PSD viabiliza Suplementar mas alerta para "valor astronómico" para a TAP

Rui Rio considera que o Orçamento fica marcado por uma ausência - a de Mário Centeno que saiu do Governo na véspera da defesa do documento.

O líder do PSD confirmou esta quarta-feira a viabilização do Orçamento Suplementar, mas alertou para o valor astronómico reservado para a TAP que pode chegar a 1,2 mil milhões de euros.

"Em nome do interesse nacional, iremos viabilizar a proposta que o Governo apresenta ao parlamento, apesar de ela não coincidir com a que o PSD apresentaria se tivesse a responsabilidade de a elaborar", justificou Rui Rio, acrescentando que "se é isto que neste momento Portugal precisa, então é isso mesmo que o PSD cumprirá", frisou.

Mas para o presidente do PSD há uma questão "preocupante". "Há uma verba que marca de forma altamente preocupante este Orçamento Suplementar: o valor astronómico que está destinado à TAP", assinalou Rio, que apontou o orçamento destinado ao Serviço Nacional de Saúde. "Nesta proposta reforça-se, em tempo de pandemia, o SNS em 504 milhões de euros e a TAP em 946. Admite-se, portanto, dar à TAP quase o dobro daquilo que se dá ao SNS, quando a razão de fundo desta crise é justamente um problema de saúde pública", sustentou.

"A TAP está tecnicamente falida e continuou a dar prejuízos com o novo modelo acionista que este Governo inventou e que constituiu o pior dos negócios para o Estado", afirmou o líder social-democrata, acrescentando que "a TAP não se pode tornar num outro Novo Banco; num buraco negro que continuamente vai sugando os impostos dos já tão massacrados contribuintes portugueses", pediu.
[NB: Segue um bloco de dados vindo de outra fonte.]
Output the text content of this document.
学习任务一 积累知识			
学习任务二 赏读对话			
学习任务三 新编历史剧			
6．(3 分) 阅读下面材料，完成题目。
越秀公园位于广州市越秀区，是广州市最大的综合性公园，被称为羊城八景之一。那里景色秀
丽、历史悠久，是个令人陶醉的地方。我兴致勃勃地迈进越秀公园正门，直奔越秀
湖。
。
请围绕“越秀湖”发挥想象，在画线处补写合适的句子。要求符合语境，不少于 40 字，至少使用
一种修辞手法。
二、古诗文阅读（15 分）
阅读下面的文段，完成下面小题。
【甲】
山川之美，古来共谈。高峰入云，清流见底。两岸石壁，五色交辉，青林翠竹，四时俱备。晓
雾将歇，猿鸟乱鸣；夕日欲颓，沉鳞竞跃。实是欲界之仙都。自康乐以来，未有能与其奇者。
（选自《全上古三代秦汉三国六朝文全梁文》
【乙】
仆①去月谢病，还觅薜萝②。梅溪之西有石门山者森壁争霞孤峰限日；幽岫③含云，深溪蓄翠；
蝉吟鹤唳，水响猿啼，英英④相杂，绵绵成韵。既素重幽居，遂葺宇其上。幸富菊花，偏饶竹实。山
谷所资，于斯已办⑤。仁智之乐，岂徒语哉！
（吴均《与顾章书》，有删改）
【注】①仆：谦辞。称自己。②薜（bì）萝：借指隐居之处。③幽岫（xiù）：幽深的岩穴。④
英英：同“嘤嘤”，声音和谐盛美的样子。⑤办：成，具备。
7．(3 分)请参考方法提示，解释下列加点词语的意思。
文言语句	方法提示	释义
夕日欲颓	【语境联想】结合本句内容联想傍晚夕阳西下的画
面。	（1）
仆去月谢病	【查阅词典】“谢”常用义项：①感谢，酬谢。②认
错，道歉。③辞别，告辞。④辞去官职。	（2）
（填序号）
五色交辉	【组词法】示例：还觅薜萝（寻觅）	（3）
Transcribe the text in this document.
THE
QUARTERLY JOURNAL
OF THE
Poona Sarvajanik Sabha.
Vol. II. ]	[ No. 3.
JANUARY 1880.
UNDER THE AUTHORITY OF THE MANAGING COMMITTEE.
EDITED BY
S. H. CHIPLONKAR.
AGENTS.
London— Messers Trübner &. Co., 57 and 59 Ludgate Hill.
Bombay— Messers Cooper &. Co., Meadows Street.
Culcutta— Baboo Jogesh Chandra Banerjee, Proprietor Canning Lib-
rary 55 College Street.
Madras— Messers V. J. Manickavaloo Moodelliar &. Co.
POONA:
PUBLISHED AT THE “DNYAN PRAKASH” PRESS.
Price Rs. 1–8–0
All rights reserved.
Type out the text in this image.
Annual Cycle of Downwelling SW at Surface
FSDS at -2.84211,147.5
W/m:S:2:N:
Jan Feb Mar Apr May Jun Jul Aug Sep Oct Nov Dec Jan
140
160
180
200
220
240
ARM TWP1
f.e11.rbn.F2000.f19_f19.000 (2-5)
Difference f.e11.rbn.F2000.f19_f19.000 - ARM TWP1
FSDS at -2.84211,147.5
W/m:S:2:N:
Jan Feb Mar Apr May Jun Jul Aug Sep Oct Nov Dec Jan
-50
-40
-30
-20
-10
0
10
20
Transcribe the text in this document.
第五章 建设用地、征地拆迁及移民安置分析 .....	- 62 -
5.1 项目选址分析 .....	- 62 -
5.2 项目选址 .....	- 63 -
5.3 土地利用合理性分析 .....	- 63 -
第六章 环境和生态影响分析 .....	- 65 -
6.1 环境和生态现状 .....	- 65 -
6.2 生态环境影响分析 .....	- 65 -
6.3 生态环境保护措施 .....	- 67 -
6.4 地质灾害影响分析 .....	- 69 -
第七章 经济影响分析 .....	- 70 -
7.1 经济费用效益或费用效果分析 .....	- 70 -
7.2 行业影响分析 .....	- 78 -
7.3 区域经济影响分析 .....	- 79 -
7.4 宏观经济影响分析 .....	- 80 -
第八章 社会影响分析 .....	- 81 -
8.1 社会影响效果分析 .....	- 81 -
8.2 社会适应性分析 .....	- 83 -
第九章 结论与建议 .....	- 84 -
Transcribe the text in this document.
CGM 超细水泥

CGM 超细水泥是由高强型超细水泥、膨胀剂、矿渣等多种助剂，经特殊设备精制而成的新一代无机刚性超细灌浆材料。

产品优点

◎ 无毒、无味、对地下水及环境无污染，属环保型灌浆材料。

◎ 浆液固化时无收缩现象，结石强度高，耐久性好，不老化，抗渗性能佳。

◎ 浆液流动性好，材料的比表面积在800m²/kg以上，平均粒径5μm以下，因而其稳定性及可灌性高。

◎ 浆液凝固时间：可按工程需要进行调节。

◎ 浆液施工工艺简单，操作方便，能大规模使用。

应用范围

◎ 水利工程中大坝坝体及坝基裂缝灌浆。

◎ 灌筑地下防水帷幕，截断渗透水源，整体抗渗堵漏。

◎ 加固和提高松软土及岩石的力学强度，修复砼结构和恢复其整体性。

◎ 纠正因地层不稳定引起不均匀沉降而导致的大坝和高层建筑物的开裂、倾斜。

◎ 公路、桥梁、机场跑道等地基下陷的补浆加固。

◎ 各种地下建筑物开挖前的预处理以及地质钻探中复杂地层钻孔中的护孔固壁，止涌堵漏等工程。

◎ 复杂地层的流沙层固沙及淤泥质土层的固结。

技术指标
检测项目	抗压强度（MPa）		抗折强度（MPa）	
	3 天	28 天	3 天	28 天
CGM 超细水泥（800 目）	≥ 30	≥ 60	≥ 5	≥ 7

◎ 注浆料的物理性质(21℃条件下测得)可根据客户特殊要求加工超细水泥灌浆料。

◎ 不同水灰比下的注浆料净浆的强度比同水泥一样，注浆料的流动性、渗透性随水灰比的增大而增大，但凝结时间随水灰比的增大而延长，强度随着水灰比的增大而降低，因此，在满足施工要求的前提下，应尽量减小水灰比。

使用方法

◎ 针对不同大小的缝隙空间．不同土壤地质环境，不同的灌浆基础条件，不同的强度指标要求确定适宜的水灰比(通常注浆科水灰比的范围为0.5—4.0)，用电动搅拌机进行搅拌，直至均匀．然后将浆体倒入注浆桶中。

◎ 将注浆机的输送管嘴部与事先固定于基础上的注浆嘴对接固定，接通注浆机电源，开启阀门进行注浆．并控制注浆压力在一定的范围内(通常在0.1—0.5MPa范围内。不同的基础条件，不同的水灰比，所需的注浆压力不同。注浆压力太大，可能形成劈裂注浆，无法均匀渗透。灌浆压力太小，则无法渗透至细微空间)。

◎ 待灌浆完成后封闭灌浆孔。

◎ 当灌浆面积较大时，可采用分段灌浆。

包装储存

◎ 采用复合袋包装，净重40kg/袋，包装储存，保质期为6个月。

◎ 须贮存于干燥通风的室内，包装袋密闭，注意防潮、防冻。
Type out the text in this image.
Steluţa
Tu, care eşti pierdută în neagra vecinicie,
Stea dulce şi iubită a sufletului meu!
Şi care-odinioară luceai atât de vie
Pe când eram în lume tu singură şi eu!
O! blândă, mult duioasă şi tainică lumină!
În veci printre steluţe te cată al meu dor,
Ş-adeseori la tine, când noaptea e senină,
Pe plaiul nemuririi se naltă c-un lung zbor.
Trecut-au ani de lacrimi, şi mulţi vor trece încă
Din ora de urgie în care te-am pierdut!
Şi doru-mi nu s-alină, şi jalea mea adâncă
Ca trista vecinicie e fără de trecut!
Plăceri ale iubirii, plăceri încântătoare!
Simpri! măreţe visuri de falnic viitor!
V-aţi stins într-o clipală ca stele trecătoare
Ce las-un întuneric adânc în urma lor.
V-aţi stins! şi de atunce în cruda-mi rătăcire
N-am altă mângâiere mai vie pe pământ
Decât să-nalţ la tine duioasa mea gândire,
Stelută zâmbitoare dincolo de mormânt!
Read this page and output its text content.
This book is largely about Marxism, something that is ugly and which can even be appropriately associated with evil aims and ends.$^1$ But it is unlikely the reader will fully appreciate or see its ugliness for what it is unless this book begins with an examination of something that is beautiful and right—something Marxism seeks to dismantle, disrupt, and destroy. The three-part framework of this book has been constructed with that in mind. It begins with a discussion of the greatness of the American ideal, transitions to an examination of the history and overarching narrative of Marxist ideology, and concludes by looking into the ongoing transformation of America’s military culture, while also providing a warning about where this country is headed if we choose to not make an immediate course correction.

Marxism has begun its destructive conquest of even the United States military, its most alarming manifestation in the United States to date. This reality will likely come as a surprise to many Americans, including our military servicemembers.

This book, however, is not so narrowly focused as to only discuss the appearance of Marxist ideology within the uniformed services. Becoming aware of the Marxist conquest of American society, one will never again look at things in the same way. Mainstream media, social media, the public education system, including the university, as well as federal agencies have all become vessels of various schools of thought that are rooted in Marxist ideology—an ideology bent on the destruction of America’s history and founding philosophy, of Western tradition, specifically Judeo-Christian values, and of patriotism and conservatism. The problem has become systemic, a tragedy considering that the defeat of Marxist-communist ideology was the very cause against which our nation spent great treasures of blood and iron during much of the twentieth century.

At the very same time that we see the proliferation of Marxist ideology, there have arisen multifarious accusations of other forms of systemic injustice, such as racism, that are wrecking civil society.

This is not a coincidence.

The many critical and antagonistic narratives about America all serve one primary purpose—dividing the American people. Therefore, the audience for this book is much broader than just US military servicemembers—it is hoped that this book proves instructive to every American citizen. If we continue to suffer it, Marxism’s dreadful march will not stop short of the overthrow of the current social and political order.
E sublinhou que "não aprovar este orçamento, significaria que a empresa fechava já amanhã, uma vez que os acionistas privados - que nela mandam - não parecem estar disponíveis para nela arriscarem o seu dinheiro".

A ausência mais notada

Mário Centeno saiu do Governo na segunda-feira, dia 15 de junho, mas continua a ser figura central do debate do Orçamento que também mão do ex-ministro. E essa ausência foi notada em vários momentos durante as intervenções dos grupos parlamentares.

E também do PSD. "Não faz sentido e é caso único na democracia portuguesa que um Ministro das Finanças, depois de elaborar e fazer aprovar em Conselho de Ministros uma proposta de alteração profunda ao Orçamento do Estado, abandone o Executivo no dia anterior a ter de o começar a defender no Parlamento", afirmou o líder social-democrata.

"Falaram mais alto as clivagens e os desentendimentos internos no Governo do que o respeito institucional e político por esta Assembleia da República; que é o mesmo que dizer, pelo povo português", apontou Rui Rio.